Georges Abdallah – historia najstarszego więźnia politycznego Europy

15 listopada 2024 r. francuski sąd specjalny wydał korzystny wyrok w sprawie warunkowego zwolnienia z więzienia Georgesa Ibrahima Abdallaha pod warunkiem, że natychmiast zastosuje się do nakazu opuszczenia Francji i nigdy więcej nie wróci do tego kraju.
Decyzja zapadła zaledwie kilka dni po 40 rocznicy momentu, kiedy to Abdallah pierwszy raz stał się więźniem we Francji. Jego uwolnienie (planowane wstępnie na 6 grudnia), podobnie jak liczne poprzednie, zostało opóźnione z powodu apelacji „anty-terrorystycznego” prokuratora.
Termin ogłoszenia werdyktu w sprawie apelacji ustalono na 20 lutego 2025 r. i dopiero wtedy znany powinien być prawomocny wyrok w sprawie tego – już jedenastego – wniosku o zwolnienie. Jednak, jak poinformowało sądowe źródło, w czwartek francuski sąd odroczył tę długo oczekiwaną decyzję na 19 czerwca.
Żeby zrozumieć szerokie znaczenie tego werdyktu oraz procesów skazujących, historii uwięzienia i międzynarodowej kampanii na rzecz uwolnienia Georgesa Abdallaha, musimy bliżej poznać postać i życie tego libańskiego wojownika rewolucji palestyńskiej i najstarszego więźnia politycznego Europy.
Wczesne lata
Urodzony 2 kwietnia 1951 roku w Al-Kobayat na północy Libanu, pochodzący z chrześcijańskiej rodziny Georges Abdallah od wczesnych lat był znacząco zaangażowany w otaczające go życie społeczne. Karierę zawodową zaczynał jako nauczyciel szkolny w mocno odizolowanym od reszty kraju regionie Akroum, tam też według relacji jego rodziny ze względu na wszechobecne doświadczenie biedy zaczęła rozwijać się jego świadomość polityczna i klasowa.
To doświadczenie zawodowe wraz z ogromnymi wpływami ideologicznymi Pan-Arabizmu i marksizmu w Libanie oraz całym świecie arabskim na przełomie lat 60. i 70. skierowało go na drogę walki ponad podziałami narodowymi i religijnymi.

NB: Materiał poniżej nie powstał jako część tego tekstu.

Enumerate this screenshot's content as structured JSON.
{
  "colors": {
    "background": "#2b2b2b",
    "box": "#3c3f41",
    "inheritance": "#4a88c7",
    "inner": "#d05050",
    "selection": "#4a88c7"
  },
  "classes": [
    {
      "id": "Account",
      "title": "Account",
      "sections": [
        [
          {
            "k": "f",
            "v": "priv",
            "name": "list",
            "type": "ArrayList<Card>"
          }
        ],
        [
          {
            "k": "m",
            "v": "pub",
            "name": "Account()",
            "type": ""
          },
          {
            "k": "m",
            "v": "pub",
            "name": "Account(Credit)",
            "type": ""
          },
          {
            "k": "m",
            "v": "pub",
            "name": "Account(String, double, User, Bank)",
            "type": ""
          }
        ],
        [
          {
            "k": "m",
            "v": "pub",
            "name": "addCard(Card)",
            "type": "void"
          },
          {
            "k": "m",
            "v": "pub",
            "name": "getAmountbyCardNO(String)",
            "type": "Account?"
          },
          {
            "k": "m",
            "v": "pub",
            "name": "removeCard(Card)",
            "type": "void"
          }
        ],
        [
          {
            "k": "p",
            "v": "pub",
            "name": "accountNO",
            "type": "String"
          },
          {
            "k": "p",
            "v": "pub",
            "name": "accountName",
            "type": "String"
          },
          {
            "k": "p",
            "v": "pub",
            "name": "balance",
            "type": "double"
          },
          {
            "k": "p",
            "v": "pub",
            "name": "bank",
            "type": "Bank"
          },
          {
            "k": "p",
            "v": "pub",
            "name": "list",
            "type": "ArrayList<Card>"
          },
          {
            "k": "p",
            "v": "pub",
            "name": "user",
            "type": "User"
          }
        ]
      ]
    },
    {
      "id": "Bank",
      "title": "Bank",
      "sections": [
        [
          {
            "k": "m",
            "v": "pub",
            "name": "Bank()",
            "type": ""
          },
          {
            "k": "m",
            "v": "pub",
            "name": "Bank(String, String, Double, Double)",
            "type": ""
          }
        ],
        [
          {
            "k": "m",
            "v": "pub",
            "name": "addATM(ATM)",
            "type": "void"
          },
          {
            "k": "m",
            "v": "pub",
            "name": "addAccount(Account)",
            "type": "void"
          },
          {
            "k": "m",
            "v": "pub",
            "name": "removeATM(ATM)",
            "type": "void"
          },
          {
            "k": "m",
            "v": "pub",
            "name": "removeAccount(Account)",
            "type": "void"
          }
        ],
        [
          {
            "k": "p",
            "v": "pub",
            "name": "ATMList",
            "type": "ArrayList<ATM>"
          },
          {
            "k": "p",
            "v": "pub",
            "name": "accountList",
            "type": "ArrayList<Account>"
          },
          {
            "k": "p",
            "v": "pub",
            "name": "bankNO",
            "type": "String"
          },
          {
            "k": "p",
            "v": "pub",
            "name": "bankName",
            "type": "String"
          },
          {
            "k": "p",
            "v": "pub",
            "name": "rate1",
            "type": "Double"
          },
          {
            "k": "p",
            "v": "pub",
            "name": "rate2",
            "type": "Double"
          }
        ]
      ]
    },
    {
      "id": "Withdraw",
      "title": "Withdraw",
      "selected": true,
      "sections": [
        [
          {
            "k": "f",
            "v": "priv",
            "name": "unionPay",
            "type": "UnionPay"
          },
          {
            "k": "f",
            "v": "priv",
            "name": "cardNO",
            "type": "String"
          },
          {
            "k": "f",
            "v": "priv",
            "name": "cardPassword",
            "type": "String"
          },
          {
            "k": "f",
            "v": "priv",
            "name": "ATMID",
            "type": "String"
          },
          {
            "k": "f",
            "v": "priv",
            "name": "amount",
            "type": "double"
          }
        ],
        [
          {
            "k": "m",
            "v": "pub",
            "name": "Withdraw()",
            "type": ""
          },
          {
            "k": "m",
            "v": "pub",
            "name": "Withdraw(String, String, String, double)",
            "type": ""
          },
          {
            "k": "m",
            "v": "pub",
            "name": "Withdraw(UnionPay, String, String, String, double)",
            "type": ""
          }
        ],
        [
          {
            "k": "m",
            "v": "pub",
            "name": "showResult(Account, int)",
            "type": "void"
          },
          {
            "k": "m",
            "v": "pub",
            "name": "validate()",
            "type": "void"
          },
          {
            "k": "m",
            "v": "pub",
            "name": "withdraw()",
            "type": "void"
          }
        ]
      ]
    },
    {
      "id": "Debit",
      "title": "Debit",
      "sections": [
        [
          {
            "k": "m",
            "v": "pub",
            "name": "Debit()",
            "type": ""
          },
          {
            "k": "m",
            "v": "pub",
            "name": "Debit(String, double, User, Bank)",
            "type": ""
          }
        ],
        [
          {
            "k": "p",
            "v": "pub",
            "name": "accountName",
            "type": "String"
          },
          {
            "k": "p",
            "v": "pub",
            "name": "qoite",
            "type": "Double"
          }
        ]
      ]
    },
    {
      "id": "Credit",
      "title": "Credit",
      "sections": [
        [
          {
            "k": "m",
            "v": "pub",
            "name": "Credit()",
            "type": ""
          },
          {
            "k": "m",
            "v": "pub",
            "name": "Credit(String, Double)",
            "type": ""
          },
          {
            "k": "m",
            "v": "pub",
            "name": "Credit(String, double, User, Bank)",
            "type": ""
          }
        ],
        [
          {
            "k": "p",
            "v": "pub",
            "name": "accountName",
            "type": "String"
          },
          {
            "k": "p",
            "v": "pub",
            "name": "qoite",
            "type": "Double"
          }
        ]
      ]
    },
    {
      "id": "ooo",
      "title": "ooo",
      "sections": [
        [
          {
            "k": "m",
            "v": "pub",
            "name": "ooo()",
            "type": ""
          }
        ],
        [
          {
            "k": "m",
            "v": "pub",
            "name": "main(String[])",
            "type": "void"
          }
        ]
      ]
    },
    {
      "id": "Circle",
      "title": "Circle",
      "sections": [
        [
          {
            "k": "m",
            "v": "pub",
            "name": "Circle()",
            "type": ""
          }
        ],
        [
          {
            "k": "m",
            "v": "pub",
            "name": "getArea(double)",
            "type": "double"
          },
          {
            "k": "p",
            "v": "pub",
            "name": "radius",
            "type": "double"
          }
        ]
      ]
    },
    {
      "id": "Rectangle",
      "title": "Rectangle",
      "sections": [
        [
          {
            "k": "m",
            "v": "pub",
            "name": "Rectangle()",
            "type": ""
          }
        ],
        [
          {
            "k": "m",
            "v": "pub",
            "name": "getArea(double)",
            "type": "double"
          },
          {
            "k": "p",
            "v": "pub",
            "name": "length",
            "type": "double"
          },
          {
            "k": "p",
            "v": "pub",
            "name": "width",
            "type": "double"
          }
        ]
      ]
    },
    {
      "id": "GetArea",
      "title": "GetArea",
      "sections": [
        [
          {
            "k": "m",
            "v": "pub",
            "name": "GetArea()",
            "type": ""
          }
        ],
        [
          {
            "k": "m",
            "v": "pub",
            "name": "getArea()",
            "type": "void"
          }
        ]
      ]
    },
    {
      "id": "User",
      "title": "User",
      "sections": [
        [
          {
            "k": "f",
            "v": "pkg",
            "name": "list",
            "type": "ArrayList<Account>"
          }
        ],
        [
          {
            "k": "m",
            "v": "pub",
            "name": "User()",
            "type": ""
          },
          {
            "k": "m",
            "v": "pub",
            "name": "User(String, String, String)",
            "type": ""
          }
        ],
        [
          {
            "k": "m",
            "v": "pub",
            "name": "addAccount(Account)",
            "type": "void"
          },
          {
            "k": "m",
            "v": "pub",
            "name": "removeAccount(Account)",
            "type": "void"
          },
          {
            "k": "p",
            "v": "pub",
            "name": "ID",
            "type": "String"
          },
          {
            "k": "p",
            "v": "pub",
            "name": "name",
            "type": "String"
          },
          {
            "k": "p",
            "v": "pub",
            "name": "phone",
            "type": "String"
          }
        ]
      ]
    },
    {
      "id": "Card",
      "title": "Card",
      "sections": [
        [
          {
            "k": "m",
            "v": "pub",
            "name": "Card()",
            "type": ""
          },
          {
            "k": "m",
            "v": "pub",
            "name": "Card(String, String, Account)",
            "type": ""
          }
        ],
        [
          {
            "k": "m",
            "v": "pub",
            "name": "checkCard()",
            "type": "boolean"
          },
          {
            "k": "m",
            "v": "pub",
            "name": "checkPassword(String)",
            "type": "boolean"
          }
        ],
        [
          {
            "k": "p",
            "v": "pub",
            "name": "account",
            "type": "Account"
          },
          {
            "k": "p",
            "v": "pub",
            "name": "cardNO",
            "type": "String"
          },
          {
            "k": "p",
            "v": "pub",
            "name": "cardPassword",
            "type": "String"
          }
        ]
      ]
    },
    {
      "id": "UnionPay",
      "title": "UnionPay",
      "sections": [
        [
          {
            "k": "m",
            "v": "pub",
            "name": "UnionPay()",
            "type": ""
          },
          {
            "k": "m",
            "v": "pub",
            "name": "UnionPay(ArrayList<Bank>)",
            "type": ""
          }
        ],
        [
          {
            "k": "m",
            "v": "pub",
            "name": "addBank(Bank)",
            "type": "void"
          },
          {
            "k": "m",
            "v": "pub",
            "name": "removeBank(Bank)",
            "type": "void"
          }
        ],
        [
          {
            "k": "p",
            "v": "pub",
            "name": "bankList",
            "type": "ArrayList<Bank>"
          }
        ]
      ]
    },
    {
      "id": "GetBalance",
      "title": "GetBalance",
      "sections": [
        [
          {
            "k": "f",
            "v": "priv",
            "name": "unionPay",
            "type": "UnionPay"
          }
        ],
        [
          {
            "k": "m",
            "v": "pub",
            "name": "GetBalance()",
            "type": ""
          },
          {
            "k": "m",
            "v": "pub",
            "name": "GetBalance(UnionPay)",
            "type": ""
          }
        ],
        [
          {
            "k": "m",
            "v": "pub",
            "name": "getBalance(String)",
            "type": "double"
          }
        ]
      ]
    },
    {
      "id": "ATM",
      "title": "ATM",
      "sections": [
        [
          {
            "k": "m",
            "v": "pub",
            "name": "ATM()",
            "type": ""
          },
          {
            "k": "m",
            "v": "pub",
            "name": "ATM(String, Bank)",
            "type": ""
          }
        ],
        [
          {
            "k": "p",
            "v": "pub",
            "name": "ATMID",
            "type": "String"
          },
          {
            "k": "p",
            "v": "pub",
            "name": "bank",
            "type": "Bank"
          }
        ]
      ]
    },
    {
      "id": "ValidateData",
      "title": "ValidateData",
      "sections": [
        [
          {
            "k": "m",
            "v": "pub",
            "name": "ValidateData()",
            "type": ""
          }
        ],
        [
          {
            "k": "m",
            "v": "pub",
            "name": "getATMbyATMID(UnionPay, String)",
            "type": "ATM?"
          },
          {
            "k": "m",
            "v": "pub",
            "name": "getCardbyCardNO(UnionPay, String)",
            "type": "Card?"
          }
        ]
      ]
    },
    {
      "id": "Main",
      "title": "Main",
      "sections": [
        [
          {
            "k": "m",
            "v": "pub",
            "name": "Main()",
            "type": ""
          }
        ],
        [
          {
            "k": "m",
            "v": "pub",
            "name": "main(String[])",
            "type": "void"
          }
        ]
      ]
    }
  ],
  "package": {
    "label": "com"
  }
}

Jak wspominają ówcześni uczniowie Georgesa, po pewnym czasie pracy w regionie, rozpoczął on organizowanie spotkań lokalnych mieszkańców w domach wyposażonych w odbiorniki radiowe w celu nasłuchiwania komunikatów radiowych – Ludowego Frontu Dla Wyzwolenia Palestyny.
Nie można zapomnieć o istotnym dla tych wydarzeń kontekście ‘Naksy’ – drugiego w historii największego (po Nakbie) eksodusu Palestyńczyków ze swojej ojczyzny, spowodowanego porażką sił krajów Ligi Arabskiej w wojnie sześciodniowej i rozszerzeniem okupacji izraelskiej na całą Palestynę.
Klęska sił Organizacji Wyzwolenia Palestyny w trakcie tzw. Czarnego Września w Jordanii i Naksa sprawiły, że trzon palestyńskich sił oporu oraz setki tysięcy uchodźców osiedliły się w obozach na terenie Libanu.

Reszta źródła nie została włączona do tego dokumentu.